Fala-se na violência escolar, não fala? Pois fala; mas o que dizem por aí não é a verdadeira violência escolar… essa, surge, bem sei que surge, mas é pontual e circunscrita a certos meios, a certas turmas e a certos contextos…A verdadeira violência escolar é esta: ir todos os dias para uma escola sem condições, em geral, a cair de velha (na minha, chove, mesmo em cima da secretária, por exemplo, as persianas estão estragadas, as mesas e cadeiras pejadas de grafitttis e por aí adiante), andar aos encontrões aos colegas numa sala de professores demasiado pequena e atravancada, não ter um sítio tranquilo para trabalhar nas horas em que nos obrigam a permanecer ali,  dar aulas de substituição apenas para cumprir horário e manter os alunos fechados na sala e, por fim, enfrentar jovens que não sabem como entrar na sala de aula, que postura assumir ( por muito que eu lho ensine, não aprendem!) e que não estão nem um pouco interessados no conhecimento que lhes transmito. Foram eles que mo disseram, há dias, quando lhes perguntei se estavam ali para adquirir conhecimento, acreditem em mim! A maior parte está na escola porque a isso é compelida pelos pais, porque lhes interessa um diploma para a vida laboral ou para o ingresso na universidade, para onde vão com o mesmo objectivo: o almejado diploma! Conhecimento? Para quê? O que importa é dar matéria, engurgitá-la e regurgitá-la nos testes de avaliação (despejando-a, portanto) e obter classificações, melhores ou piores consoante o que pretendem para o futuro! Isto é a verdadeira violência escolar exercida diariamente, hora a hora, minuto a minuto, nas salas de aulas e perpetrada por grupos de jovens imaturos que, acobertados por tudo o que ouvem dizer nos mass media, olham para o professor com infinito desdém, crentes de que quem está ali não merece qualquer consideração!

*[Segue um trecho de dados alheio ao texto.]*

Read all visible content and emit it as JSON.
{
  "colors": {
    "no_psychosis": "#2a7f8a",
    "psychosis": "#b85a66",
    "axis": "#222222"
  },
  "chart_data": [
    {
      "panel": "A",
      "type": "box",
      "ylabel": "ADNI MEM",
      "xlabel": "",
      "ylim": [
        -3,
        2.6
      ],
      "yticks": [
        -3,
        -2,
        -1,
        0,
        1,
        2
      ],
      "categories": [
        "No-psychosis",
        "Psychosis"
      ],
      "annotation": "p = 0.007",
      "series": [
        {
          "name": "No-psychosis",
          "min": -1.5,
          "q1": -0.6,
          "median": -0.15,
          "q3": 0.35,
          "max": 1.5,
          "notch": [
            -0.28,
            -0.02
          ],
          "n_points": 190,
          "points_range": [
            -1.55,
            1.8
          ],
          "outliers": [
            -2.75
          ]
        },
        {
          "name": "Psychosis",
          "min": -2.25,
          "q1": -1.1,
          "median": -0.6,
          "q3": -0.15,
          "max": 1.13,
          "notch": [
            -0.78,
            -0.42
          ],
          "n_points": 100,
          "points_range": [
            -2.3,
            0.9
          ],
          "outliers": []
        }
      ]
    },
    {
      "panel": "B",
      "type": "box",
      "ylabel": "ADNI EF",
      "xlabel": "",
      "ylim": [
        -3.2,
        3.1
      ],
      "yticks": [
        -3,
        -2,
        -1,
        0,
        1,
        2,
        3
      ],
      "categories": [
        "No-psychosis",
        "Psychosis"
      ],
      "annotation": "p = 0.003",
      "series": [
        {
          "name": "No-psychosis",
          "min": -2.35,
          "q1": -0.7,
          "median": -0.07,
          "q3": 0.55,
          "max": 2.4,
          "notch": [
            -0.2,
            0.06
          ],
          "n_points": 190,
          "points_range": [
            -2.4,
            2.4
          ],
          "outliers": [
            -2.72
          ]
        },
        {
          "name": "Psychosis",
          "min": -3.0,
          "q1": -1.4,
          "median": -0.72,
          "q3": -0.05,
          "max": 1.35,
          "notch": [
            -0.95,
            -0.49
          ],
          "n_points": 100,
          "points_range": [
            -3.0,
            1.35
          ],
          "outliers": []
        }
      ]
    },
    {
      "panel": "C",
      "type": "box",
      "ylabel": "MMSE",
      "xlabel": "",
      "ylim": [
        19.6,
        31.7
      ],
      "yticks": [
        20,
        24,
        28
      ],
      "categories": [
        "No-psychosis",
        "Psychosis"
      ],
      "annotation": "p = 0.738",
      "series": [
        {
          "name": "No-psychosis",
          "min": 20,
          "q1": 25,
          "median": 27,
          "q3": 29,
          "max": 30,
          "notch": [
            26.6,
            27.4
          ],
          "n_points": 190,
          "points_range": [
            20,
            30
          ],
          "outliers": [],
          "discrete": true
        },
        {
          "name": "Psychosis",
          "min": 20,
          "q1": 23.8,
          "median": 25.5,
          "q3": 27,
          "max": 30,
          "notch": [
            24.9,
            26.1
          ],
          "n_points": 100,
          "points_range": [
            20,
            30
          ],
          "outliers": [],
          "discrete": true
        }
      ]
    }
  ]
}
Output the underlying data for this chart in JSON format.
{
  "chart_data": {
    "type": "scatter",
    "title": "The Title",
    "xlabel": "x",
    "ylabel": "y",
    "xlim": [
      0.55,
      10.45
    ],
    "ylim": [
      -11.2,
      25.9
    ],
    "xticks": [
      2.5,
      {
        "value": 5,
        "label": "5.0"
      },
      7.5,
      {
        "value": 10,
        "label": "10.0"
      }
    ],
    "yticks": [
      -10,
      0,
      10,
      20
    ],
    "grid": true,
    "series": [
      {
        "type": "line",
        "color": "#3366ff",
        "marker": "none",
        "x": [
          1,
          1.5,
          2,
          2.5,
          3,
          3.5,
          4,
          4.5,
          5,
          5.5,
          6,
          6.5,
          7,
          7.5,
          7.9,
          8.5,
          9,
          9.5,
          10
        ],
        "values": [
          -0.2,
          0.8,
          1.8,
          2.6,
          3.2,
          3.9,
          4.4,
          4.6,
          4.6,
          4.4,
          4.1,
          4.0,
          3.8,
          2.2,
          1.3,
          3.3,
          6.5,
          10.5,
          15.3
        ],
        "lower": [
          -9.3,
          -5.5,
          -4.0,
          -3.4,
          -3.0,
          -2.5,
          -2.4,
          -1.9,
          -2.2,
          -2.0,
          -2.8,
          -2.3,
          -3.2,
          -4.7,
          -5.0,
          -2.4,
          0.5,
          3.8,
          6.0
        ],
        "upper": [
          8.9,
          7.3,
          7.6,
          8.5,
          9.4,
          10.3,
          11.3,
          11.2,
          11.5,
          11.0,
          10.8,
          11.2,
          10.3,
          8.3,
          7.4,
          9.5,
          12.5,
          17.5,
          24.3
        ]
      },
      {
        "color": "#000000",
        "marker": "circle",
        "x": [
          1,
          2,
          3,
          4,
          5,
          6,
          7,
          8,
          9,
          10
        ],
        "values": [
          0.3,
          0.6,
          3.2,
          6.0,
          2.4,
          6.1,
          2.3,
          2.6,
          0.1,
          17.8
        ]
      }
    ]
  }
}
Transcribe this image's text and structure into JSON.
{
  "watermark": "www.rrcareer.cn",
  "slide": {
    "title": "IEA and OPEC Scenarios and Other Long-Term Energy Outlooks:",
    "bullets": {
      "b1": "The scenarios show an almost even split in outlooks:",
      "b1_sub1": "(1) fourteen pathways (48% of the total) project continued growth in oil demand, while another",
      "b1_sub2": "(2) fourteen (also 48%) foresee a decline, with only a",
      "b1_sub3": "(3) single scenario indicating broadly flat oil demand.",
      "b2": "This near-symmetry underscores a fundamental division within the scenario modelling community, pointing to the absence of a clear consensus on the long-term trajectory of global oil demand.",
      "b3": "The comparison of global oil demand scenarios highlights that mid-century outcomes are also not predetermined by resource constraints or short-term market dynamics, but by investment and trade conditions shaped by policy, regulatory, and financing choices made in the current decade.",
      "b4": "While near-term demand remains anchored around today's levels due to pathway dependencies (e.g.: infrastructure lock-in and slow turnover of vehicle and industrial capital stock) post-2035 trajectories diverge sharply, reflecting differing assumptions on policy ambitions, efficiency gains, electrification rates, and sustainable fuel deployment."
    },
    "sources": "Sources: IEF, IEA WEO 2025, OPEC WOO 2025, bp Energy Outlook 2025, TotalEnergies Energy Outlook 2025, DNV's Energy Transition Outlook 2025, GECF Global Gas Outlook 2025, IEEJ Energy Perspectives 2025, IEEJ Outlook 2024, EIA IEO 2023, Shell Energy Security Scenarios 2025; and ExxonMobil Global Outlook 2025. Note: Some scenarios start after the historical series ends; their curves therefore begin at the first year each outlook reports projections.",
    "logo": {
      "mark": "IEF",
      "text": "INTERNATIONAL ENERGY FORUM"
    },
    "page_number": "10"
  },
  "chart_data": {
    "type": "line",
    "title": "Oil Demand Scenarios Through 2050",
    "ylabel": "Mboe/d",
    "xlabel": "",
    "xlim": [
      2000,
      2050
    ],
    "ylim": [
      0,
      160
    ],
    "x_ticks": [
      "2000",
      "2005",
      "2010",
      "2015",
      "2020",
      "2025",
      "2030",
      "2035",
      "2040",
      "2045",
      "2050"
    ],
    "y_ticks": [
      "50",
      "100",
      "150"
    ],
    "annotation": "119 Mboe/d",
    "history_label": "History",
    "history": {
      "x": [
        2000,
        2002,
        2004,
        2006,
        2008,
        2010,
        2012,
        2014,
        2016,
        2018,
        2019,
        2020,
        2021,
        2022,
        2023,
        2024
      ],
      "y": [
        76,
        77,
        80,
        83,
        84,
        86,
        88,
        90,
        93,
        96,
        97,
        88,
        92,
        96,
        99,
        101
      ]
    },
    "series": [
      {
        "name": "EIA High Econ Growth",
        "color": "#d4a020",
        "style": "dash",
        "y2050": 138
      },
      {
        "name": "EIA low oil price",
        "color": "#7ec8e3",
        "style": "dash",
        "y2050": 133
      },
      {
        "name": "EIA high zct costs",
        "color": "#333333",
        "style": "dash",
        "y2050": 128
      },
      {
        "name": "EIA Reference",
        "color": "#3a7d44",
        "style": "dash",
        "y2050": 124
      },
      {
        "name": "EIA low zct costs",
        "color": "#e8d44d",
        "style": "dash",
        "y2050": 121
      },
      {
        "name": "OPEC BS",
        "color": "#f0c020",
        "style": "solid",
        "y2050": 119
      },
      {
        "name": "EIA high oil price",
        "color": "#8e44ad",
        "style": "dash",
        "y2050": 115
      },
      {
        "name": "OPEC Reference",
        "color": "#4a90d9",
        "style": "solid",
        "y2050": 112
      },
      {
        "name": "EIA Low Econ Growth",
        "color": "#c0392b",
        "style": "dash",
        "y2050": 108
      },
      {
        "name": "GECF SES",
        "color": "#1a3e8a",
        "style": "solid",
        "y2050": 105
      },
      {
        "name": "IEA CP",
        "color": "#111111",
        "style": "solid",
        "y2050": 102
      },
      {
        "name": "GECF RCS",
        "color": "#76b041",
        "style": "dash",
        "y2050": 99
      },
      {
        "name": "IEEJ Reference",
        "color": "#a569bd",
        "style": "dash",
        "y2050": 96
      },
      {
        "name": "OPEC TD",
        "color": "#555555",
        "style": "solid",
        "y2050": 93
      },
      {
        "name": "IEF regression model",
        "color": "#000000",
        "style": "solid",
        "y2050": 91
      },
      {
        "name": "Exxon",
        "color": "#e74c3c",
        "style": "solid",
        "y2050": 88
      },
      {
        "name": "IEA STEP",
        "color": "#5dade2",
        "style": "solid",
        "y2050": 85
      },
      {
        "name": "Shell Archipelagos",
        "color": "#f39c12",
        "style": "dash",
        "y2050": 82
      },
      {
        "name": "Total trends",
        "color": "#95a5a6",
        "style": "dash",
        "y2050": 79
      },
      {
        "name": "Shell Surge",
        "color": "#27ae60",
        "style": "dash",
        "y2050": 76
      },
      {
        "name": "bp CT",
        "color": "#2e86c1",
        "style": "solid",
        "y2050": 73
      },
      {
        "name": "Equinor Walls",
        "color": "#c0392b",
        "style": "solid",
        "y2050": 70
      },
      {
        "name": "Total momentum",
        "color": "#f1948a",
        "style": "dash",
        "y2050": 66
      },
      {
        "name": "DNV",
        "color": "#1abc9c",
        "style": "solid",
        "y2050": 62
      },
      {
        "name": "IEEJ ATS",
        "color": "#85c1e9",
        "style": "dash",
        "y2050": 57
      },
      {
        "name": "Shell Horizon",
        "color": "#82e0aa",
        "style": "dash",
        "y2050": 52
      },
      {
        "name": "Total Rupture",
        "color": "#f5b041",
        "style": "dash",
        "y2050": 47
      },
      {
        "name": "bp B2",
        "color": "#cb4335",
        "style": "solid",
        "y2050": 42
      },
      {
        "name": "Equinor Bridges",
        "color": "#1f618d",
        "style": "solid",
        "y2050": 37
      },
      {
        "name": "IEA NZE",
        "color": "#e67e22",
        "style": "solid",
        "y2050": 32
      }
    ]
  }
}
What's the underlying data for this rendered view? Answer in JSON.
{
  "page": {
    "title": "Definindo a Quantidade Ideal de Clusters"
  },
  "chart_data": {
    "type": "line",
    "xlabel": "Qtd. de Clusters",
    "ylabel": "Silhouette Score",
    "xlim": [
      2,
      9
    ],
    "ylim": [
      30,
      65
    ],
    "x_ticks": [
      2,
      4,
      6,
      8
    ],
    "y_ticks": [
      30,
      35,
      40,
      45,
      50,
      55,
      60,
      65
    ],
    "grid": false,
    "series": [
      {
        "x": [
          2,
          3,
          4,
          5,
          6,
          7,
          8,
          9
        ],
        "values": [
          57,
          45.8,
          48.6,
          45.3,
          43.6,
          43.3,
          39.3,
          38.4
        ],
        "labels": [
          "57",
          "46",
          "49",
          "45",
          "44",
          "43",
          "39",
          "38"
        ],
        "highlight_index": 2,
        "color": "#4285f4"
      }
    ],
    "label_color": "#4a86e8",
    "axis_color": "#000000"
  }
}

 E querem saber? Não merecemos mesmo! Porque, se acaso ainda nos restasse, a todos, enquanto classe, um pingo de dignidade e de consciência de que, sem nós, tudo se desarticularia na sociedade, há muito teríamos desertado das salas de aula, em busca de outras tarefas menos degradantes. E poderia muito bem acontecer que nessa altura nos chamassem para nos darem o devido valor, a todos os níveis possíveis!